Inside a <TabControl> you have <TabItem>‘s. Think of a tab item as just a container for all the controls on a given tab. I’ve found the best way for me when building a tab in the front end is to put down a <Grid> control like we had before but this time to define two rows. The first row will expand to fill as much space as it can. The second row will grow to the height it requires but no more.

Now, you’ll see I’ve added a button called buttonComputerNameNext. You’ll also notice it’s in the Grid.Row 1. This is the second row (numbering starts from 0) and we’re putting it in the bottom right hand corner. This is the next button. I’ve also added a click event handler. Below is the code you’ll want to add to the MainWindow.xaml.cs file.

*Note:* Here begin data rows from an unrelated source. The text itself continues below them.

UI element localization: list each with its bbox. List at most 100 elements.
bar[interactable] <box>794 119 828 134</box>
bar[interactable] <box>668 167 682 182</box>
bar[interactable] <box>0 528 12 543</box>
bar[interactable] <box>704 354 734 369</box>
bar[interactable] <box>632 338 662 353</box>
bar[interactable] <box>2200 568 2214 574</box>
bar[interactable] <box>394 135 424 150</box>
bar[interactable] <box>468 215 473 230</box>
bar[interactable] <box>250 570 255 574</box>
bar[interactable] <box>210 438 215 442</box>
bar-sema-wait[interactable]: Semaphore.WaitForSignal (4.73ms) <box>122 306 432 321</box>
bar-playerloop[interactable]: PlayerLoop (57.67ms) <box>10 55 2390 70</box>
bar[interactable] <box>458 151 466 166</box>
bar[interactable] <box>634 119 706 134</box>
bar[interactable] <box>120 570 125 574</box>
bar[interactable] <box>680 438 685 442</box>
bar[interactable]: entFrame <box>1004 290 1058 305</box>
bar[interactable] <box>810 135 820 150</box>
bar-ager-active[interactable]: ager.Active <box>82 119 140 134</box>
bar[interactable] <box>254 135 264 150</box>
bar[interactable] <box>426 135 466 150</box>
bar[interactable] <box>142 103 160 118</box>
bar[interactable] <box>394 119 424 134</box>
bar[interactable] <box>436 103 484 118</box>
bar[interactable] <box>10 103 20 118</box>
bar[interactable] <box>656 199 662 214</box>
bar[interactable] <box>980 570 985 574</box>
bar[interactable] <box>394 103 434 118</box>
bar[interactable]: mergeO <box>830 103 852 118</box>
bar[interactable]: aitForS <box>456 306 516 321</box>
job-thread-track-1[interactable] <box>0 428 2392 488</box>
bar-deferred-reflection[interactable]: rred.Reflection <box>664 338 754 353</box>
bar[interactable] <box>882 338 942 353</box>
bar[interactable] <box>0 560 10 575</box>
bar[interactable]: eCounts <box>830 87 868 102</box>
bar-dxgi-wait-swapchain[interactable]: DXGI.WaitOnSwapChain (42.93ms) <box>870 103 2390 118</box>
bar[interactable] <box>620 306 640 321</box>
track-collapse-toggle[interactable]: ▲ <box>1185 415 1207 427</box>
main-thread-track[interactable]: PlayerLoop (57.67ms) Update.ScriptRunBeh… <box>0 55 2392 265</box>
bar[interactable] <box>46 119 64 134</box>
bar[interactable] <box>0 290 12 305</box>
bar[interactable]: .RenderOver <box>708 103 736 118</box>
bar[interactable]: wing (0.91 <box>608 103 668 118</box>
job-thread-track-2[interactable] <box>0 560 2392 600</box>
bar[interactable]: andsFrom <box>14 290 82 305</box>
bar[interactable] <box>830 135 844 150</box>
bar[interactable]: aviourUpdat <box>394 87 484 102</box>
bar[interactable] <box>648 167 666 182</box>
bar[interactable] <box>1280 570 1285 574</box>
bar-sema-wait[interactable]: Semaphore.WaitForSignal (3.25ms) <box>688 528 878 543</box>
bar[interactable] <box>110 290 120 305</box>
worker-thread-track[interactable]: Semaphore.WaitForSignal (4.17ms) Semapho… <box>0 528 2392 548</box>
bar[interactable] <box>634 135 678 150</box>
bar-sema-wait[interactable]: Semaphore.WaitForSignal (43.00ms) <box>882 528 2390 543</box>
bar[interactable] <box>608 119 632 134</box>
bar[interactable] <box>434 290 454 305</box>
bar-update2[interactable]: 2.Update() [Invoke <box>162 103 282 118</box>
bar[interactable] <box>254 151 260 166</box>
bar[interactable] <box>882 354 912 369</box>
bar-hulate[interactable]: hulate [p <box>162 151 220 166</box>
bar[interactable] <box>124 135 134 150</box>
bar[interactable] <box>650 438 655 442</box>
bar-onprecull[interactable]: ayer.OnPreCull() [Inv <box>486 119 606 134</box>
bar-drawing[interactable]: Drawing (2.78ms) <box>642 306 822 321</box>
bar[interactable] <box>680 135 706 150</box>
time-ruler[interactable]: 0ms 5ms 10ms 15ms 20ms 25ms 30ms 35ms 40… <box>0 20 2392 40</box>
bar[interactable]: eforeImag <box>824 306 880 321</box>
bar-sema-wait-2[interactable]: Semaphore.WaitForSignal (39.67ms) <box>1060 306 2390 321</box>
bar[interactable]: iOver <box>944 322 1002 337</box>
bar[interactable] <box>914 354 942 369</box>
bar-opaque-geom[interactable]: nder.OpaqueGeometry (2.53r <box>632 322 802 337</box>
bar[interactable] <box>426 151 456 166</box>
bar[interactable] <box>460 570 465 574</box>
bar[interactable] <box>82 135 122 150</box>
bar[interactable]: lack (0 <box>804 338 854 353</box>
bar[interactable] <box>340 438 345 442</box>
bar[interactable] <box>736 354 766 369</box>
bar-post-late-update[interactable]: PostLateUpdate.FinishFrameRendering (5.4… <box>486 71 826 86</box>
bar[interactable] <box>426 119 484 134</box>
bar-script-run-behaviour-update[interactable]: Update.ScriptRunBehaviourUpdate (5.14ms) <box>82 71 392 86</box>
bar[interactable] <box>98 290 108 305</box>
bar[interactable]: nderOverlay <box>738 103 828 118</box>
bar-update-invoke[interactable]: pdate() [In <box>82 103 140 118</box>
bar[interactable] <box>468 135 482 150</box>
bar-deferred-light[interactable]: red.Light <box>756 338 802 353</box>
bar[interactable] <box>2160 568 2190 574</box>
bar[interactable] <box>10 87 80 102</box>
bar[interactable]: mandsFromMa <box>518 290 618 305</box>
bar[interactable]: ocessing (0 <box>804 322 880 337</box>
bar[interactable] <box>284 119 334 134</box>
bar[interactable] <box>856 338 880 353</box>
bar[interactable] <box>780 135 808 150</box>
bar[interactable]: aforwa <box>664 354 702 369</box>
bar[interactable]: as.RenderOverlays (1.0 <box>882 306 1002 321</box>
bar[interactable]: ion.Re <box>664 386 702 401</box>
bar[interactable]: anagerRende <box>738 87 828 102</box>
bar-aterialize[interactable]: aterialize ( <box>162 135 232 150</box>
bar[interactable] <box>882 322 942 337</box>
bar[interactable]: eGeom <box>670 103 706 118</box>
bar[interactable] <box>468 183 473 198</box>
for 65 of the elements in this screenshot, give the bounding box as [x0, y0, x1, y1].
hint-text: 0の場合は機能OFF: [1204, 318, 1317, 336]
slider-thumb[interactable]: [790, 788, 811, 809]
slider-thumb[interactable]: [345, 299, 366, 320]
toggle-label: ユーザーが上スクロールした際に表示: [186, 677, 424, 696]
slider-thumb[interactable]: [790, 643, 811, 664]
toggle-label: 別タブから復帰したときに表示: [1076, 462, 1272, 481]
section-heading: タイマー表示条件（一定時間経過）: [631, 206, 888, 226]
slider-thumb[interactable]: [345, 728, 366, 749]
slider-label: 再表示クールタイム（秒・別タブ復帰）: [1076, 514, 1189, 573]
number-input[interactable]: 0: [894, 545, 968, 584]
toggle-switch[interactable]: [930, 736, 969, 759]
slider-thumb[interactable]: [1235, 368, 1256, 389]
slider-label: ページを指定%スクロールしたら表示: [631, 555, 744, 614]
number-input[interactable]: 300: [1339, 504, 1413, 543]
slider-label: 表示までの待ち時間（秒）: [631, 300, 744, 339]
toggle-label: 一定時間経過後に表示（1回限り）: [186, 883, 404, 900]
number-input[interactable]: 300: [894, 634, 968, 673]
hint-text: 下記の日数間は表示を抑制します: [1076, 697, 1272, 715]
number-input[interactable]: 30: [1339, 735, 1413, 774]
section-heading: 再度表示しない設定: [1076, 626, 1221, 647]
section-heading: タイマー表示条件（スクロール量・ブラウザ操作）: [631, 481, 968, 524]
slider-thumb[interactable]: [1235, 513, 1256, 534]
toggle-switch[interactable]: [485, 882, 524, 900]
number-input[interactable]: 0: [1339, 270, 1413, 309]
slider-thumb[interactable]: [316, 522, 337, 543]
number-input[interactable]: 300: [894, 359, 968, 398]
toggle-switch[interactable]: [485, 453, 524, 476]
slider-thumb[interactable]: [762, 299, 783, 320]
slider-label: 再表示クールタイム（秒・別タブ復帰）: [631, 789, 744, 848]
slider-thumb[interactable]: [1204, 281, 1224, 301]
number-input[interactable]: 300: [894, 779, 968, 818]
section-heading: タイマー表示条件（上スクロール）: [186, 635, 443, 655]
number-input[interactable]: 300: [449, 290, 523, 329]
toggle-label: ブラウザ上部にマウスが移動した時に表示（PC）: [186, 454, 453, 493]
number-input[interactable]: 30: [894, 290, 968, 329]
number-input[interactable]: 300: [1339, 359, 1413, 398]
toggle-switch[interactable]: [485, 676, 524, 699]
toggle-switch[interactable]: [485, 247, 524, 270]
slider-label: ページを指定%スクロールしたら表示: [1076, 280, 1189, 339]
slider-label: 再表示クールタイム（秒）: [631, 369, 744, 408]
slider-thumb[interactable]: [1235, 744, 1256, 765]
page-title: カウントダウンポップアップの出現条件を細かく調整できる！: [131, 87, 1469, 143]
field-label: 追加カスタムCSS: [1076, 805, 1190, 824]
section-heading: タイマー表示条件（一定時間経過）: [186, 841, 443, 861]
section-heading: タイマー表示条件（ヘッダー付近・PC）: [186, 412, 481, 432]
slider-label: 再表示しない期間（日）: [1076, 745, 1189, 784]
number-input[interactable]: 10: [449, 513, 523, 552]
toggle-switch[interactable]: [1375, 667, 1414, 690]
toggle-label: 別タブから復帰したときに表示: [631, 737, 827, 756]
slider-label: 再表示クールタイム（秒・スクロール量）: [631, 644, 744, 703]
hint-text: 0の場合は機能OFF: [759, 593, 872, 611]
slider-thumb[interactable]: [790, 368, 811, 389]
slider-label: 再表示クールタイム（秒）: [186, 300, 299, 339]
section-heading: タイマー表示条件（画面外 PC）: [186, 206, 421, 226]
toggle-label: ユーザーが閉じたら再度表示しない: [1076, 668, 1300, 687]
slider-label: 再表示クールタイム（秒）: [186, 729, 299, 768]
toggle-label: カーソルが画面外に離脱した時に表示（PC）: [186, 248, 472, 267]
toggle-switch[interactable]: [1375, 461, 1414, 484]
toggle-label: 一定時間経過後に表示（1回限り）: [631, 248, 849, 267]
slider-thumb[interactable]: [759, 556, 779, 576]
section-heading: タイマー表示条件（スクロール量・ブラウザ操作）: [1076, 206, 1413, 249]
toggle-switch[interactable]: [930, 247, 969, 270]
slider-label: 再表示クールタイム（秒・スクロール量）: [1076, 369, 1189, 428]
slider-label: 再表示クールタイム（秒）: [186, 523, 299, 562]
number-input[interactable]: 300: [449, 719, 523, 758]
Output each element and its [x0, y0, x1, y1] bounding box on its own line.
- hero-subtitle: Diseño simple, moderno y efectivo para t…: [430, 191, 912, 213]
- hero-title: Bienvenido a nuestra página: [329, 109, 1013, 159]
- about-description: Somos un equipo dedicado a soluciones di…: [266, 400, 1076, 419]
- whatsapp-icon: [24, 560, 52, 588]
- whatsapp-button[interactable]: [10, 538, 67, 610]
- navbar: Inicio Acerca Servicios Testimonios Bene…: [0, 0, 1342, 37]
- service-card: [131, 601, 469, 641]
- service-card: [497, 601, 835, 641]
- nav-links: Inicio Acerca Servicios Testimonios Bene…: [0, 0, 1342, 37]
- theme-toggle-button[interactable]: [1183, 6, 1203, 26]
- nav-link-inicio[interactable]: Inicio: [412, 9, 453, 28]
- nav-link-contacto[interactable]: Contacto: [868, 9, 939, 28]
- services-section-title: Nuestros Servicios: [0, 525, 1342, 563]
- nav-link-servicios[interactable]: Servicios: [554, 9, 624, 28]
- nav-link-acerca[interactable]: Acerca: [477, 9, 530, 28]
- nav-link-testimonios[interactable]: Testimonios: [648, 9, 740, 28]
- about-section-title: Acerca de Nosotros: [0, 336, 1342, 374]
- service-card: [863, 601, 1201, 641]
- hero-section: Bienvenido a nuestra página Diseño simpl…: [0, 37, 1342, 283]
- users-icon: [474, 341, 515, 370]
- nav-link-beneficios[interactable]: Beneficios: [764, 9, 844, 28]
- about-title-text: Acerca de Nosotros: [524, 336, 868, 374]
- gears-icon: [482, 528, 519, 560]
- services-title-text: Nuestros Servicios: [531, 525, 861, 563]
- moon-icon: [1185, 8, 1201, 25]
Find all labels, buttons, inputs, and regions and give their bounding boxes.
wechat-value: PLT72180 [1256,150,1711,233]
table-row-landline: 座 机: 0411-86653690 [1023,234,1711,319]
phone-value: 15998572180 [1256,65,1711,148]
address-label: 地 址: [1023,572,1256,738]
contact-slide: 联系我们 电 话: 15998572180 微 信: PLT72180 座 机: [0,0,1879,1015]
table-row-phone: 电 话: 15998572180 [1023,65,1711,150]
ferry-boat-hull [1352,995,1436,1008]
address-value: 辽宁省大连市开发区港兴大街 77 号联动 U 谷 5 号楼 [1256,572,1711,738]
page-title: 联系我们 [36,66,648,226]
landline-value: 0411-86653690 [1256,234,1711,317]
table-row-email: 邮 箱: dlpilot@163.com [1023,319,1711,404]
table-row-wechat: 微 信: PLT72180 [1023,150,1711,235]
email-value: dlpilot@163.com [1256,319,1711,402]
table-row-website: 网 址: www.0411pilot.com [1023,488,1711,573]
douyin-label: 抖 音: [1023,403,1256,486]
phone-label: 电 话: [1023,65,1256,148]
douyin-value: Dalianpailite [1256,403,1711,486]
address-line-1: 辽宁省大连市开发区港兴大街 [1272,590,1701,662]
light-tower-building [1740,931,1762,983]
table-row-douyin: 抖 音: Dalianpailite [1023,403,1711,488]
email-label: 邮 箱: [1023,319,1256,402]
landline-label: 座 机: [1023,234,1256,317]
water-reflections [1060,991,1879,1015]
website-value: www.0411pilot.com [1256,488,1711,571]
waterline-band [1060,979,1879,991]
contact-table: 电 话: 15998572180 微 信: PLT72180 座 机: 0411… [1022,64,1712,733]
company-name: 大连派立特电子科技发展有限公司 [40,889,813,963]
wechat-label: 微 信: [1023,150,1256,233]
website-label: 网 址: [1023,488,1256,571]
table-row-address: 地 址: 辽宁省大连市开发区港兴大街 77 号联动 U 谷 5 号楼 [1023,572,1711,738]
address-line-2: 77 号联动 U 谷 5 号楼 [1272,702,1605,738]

private void NextButtonHandler( object sender, RoutedEventArgs e ) {
    TabControlMainWindow.SelectedIndex++;
    ( TabControlMainWindow.Items[tabControlMainWindow.SelectedIndex] as TabItem ).IsEnabled = true;
}

This simple button handler will increase the SelectedIndex property of the TabControlMainWindow. The selected index is the index of the currently selected tab. This code allows all our next buttons to share the same event handler and will also allow us to enable or disable tabs without needing special code to handle those cases. We can also re-order tabs through the designer without worrying about updating code to change tab orders on the next buttons either.

It also then enables the control which is disabled by default so it cannot be selected. To do that we need to get the item and the selected index and cast it to be a TabItem so we can use it’s properties.